Bottom Line: This is one of those whiskies that’s grown on us immensely as we’ve re-tasted it. It’s gone from, “this is fine” to “wow, this really is something special, isn’t it?” to “where has this been all of my life???” Though that means, “goodbye savings account!” if we choose to scratch that itch.
3. Michter’s 10-Year Rye Kentucky Straight Rye Whiskey
MICHTERS DISTILLERYABV: 46.4% Average Price: $199
The Whiskey: This limited edition release from Michter’s this year created a big stir over the summer for being delicious. The 10-year old hand-selected single barrel expression is a much sought after whiskey that we’d argue lives up to the hype.
Tasting Notes: Butter rich toffee meets marzipan cut with rose water next to peppery spice and clear oakiness. Bespoke Red Hots mingle with orange oils, more oakiness, vanilla pods, and a rush of fresh spicy/sweet chili peppers. The almond edge loses some of its marzipan sweetness as the oak, spice, vanilla, and orange slowly fade away, leaving you warmed with plenty of rye spice.
Bottom Line: This is another expression we almost forgot about until we tasted it again and… wow, this is really f*cking tasty. This is a hell of a rye in every way. It’s also great if you want to make $50 Manhattans with a really solid sweet vermouth and more orange oils.
2. William Larue Weller (Antique Collection) Kentucky Straight Bourbon Whiskey
BUFFALO TRACE ABV: 67.25 Average Price: $799 (MSRP: $99)
The Whiskey: This wheated whiskey was made in 2008 from a mash bill that replaced Minnesota rye with North Dakota wheat. The hot juice was barreled and stored in two warehouses on specific floors where 73 percent of the whiskey was lost to evaporation over the past 12 years.
Tasting Notes: This is the sort of nose that says, “Hello! Welcome. Make yourself at home.” with mild notes of creamy bourbon vanilla, rich caramel, slight oak, and a clear nutty edge. The taste adds to that with choco-coffee bitterness next to bright red cherries swimming in creamy vanilla and spicy tobacco leaves. That chocolate/cherry/oak matrix marries to the velvet body as it slowly fades away, leaving you warm and happy.
Bottom Line: This is a bottle that also grew on us.
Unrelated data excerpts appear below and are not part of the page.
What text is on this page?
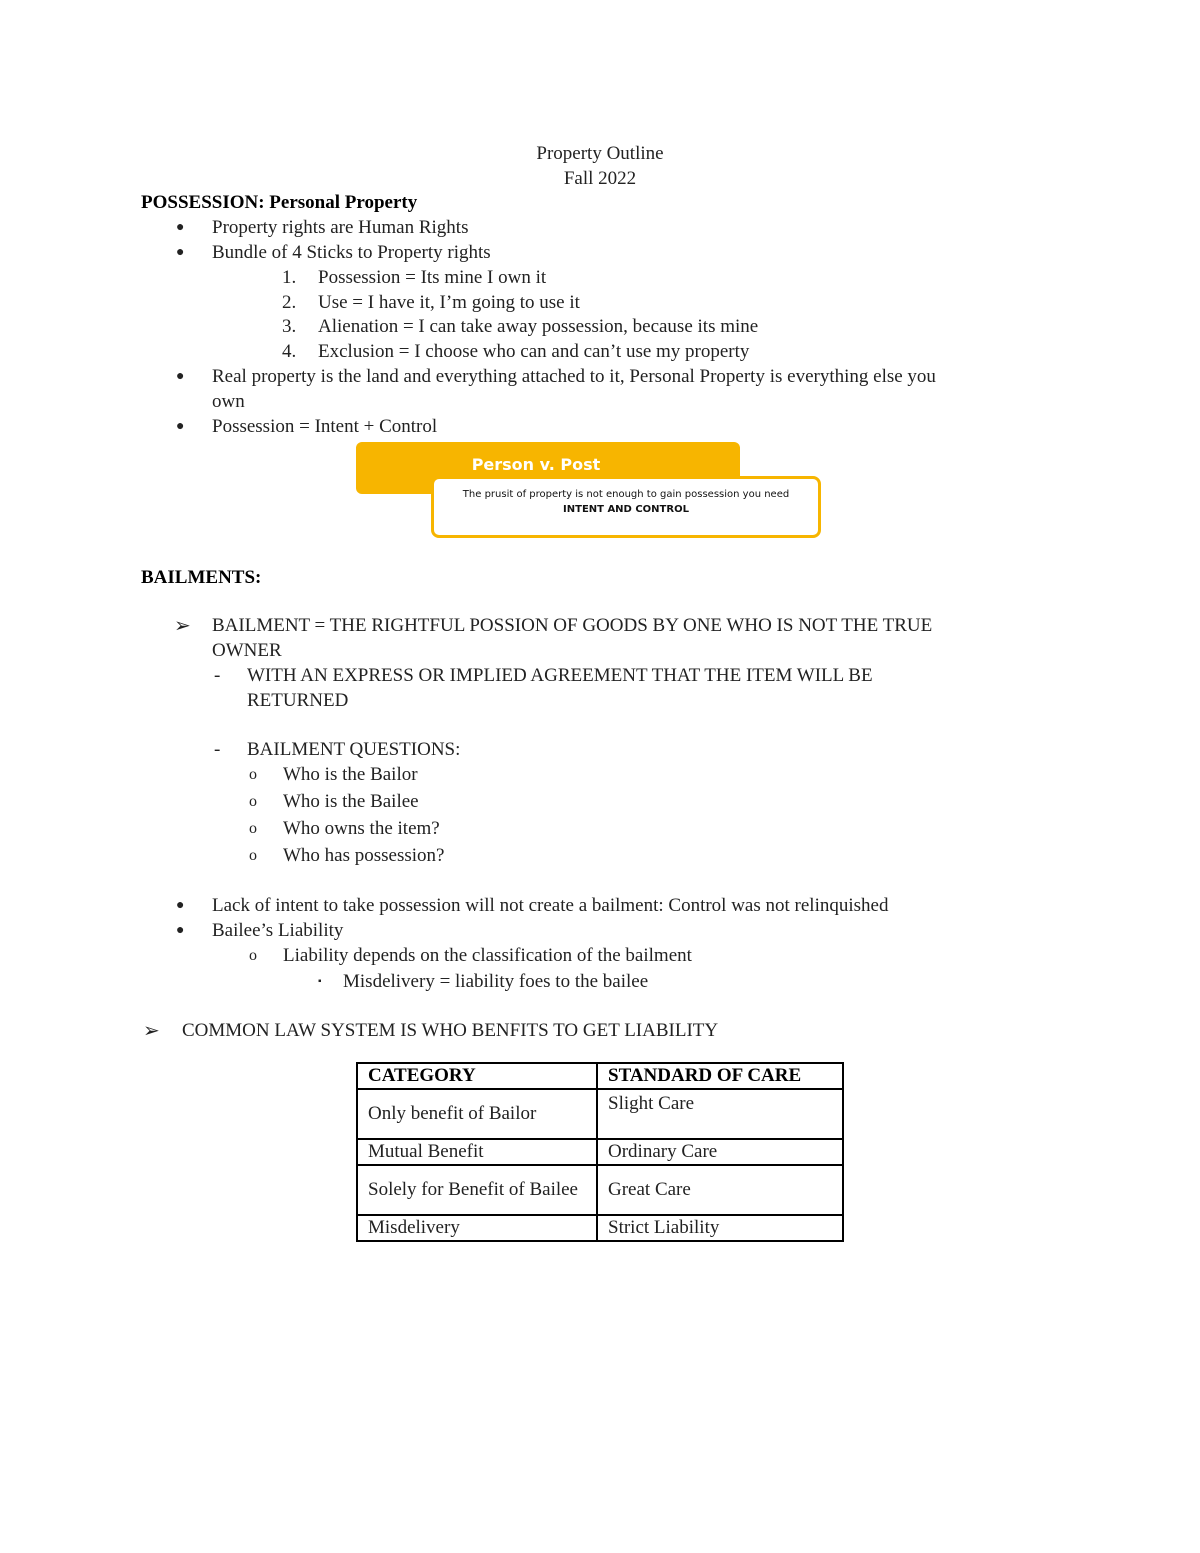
Property Outline
Fall 2022
POSSESSION: Personal Property
● Property rights are Human Rights
● Bundle of 4 Sticks to Property rights
1. Possession = Its mine I own it
2. Use = I have it, I’m going to use it
3. Alienation = I can take away possession, because its mine
4. Exclusion = I choose who can and can’t use my property
● Real property is the land and everything attached to it, Personal Property is everything else you
own
● Possession = Intent + Control
Person v. Post
The prusit of property is not enough to gain possession you need
INTENT AND CONTROL
BAILMENTS:
➢ BAILMENT = THE RIGHTFUL POSSION OF GOODS BY ONE WHO IS NOT THE TRUE
OWNER
- WITH AN EXPRESS OR IMPLIED AGREEMENT THAT THE ITEM WILL BE
RETURNED
- BAILMENT QUESTIONS:
o Who is the Bailor
o Who is the Bailee
o Who owns the item?
o Who has possession?
● Lack of intent to take possession will not create a bailment: Control was not relinquished
● Bailee’s Liability
o Liability depends on the classification of the bailment
▪ Misdelivery = liability foes to the bailee
➢ COMMON LAW SYSTEM IS WHO BENFITS TO GET LIABILITY
CATEGORY	STANDARD OF CARE
Only benefit of Bailor	Slight Care
Mutual Benefit	Ordinary Care
Solely for Benefit of Bailee	Great Care
Misdelivery	Strict Liability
We just kept thinking about, going back to it, dreaming about it. We get that it’s very hard to find and crazy expensive. But… this really is a masterpiece and moved between one, two, and three on this list about 50 times.
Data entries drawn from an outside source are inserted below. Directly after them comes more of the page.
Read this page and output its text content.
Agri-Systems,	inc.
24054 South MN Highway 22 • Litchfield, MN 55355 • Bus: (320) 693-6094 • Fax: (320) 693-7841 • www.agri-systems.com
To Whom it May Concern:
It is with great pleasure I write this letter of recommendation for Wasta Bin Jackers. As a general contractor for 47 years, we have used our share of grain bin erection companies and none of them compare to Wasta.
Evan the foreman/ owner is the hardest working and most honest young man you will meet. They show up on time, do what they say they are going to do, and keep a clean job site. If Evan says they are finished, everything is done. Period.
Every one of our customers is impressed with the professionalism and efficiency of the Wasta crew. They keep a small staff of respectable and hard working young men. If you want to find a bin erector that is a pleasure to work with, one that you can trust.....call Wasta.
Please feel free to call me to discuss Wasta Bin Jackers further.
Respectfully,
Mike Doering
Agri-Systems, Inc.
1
1. Talisker 8 Year (Rare by Nature Collection) Single Malt Whisky
DIAGEOABV: 57.9% Average Price: $115
The Whiskey: This release from Diageo’s Rare By Nature Collection is a special one-off whisky that you can actually find and hopefully afford. The whisky is a rare Talisker expression that’s aged for eight years and then finished Caribbean rum casks. The idea is to blend the salty, seaside nature of a Talisker with the sweet, seaside nature of a pot still Caribbean rum. The results are something new and very enticing.
Tasting Notes: The sip starts off like a classic Talisker with hints of briny sea spray, sweet pears, and beach campfire smoke. Then a hint of molasses peeks in. The palate continues on that path and starts building in notes of fatty, smoky whole hog or brisket smokers with burnt sugars, red spices, and smoked salts and fats. It sounds heavy, but it’s somehow still light and easy-sipping. The end really embraces the taste as the fat, smoke, sea, orchard fruits, and sugars fade out at an even pace.
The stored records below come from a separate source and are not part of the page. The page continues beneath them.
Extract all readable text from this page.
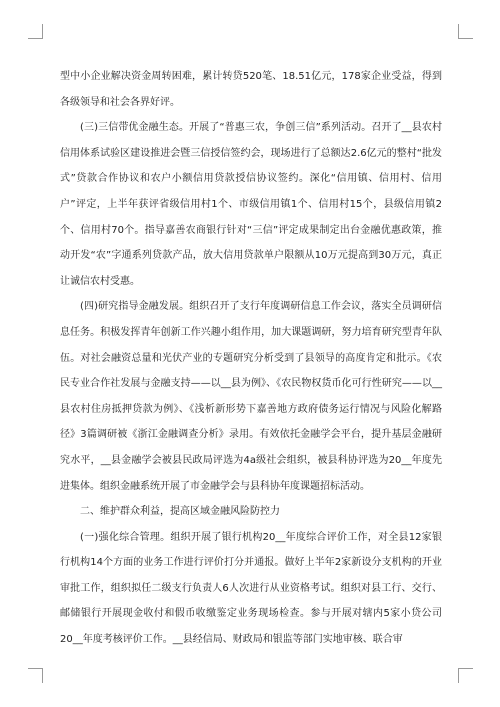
型中小企业解决资金周转困难，累计转贷520笔、18.51亿元，178家企业受益，得到各级领导和社会各界好评。

(三)三信带优金融生态。开展了“普惠三农，争创三信”系列活动。召开了__县农村信用体系试验区建设推进会暨三信授信签约会，现场进行了总额达2.6亿元的整村“批发式”贷款合作协议和农户小额信用贷款授信协议签约。深化“信用镇、信用村、信用户”评定，上半年获评省级信用村1个、市级信用镇1个、信用村15个，县级信用镇2个、信用村70个。指导嘉善农商银行针对“三信”评定成果制定出台金融优惠政策，推动开发“农”字通系列贷款产品，放大信用贷款单户限额从10万元提高到30万元，真正让诚信农村受惠。

(四)研究指导金融发展。组织召开了支行年度调研信息工作会议，落实全员调研信息任务。积极发挥青年创新工作兴趣小组作用，加大课题调研，努力培育研究型青年队伍。对社会融资总量和光伏产业的专题研究分析受到了县领导的高度肯定和批示。《农民专业合作社发展与金融支持——以__县为例》、《农民物权货币化可行性研究——以__县农村住房抵押贷款为例》、《浅析新形势下嘉善地方政府债务运行情况与风险化解路径》3篇调研被《浙江金融调查分析》录用。有效依托金融学会平台，提升基层金融研究水平，__县金融学会被县民政局评选为4a级社会组织，被县科协评选为20__年度先进集体。组织金融系统开展了市金融学会与县科协年度课题招标活动。

二、维护群众利益，提高区域金融风险防控力

(一)强化综合管理。组织开展了银行机构20__年度综合评价工作，对全县12家银行机构14个方面的业务工作进行评价打分并通报。做好上半年2家新设分支机构的开业审批工作，组织拟任二级支行负责人6人次进行从业资格考试。组织对县工行、交行、邮储银行开展现金收付和假币收缴鉴定业务现场检查。参与开展对辖内5家小贷公司20__年度考核评价工作。__县经信局、财政局和银监等部门实地审核、联合审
Bottom Line: This has been a hell of a year for BBQ. We want to take this bottle to South Carolina or Texas’ Hill Country, sit down next to a smoker, and order everything on the menu. Then we want to eat it all while drinking a bottle of this stuff. This is the whisky that surprised us the most, drew us back the most, and really feels like 2020 in a bottle. Cheers to the Talisker team on the Isle of Skye!